From my time as leader, and indeed from reading the memoirs of previous leaders, I know that no leader of the Liberal Democrats worth his salt would ever dare to predict how every Liberal Democrat was going to vote at any given time. But we hope that the critical mass will be such that it will send a helpful signal to those on the Treasury Bench and give me a sentence or two for my own memoirs, if I ever get round to them.
I do not want to get into detail at this stage in the debate: my objection is more a philosophical and political observation. It is right that a party that can look back to a lineage including Beveridge and Lloyd George should make this reflection—that there is a large measure of political device about the Bill, which emanates in particular from the personage of the Chancellor of the Exchequer, aided and abetted by the Prime Minister. I say that because a tactical judgment has been made by the Conservative—not coalition—high command that this can be a very useful dividing stretch of water to place between themselves and, in particular, the Labour party with a view to the next election.
We are not against the politics of choice, argumentation and the clash of ideas—what is the point of a House of Commons and a parliamentary democracy without that?
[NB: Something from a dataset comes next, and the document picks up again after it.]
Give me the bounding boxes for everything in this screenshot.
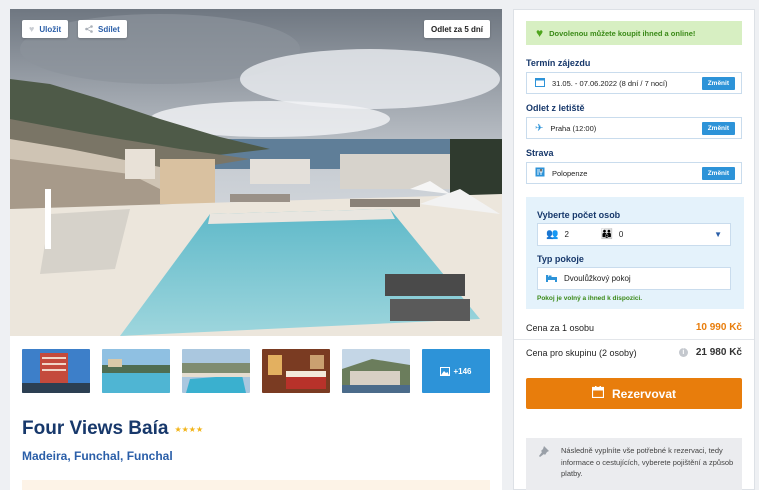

But the insidious aspect of the Bill is that, in seeking to open up a philosophical divide of that type, it becomes not an issue of political leadership, but of political pandering to some of the fears, insecurities and downright prejudices that can be stoked up in society—the “us and them” mentality and the sense of resentment and envy. When people start playing fast and loose with those factors—and we have seen early examples against the backdrop of this legislation in the last week to 10 days —they are following a very risky strategy indeed.
I was pleased that the Deputy Prime Minister—the leader of my party—spoke out robustly against the initial posters and some of the leaflets that the Conservatives were producing. However, where the temptation of Her Majesty’s Britannic and historic Conservative and Unionist party is concerned about opportunism within the welfare state historically and playing that card to their advantage and to the disadvantage of others, I would take reassurances from them on that this week as assuredly as I would take reassurances on Wednesday night from the Prime Minister about the direction of their European policy. That is the fact of the matter. But if that is the game that we are playing—and I fear it is—the Liberal Democrats should ensure a clear distance between ourselves and the Conservatives, given our political lineage.
My second point is, as my hon. Friend the Member for St Ives said, that the presence of my hon. Friend the Minister of State—and other colleagues, both in the coalition as Ministers and outside it—has added strength to the philosophical and practical arguments that we seek to bring to social policy. Before the last election, I shared a party platform at one of our conferences with the leader of my party. We were speaking about aspects of social policy, and the point I made to him and to the audience I repeat tonight. We can be tough-minded—indeed much more tough-minded than many an outside commentator ever expected the Liberal Democrats would or could be when the coalition was entered into two and a half years ago—and that has been proven. What we have to remind people of—with a view to the next election—is that our party and our cause is not just
about the head, but must also be about the heart. Many people will view this Bill as hard-hearted, and many will remember that when they come to cast their votes. In part, what we are trying to do here is remind that section of our electorate, our membership, our activists, our sympathisers and our supporters whom we want to come back over the second half of this Parliament, that while the head remains rigorous in government, the heart has not been lost in the wider environ that is UK Liberal Democracy.
My final point is one that I believe my hon. Friend the Member for Argyll and Bute (Mr Reid), who has had such excellent and characteristically detailed input to our internal discussions, raised with the Prime Minister only last Wednesday at Prime Minister’s questions. In setting this arbitrary and post-2015 set of legislative strictures on what will happen to benefits uprating, what account had been taken of the difficult art of gazing into the crystal ball where future levels of inflation are concerned, not least where trends in food and energy prices are involved? The answer, frankly, in any fair-minded way, came there none from the Prime Minister to my hon. Friend.
7 pm
Thinking back to the awful events that the Prime Minister was describing in this House a few hours ago before this debate, if the Ministry of Defence ever committed itself to a course of action without some sense of a contingency there would great criticism from across the political spectrum. As drafted—which is why the amendment is so important—the Bill will commit the Government, and beyond what can be the lifetime of this Government and this Parliament, to a course of action for which there is no contingency. That is not a social, political or economic blank cheque that those of us who put our name to this amendment, and will vote for it, wish to extend.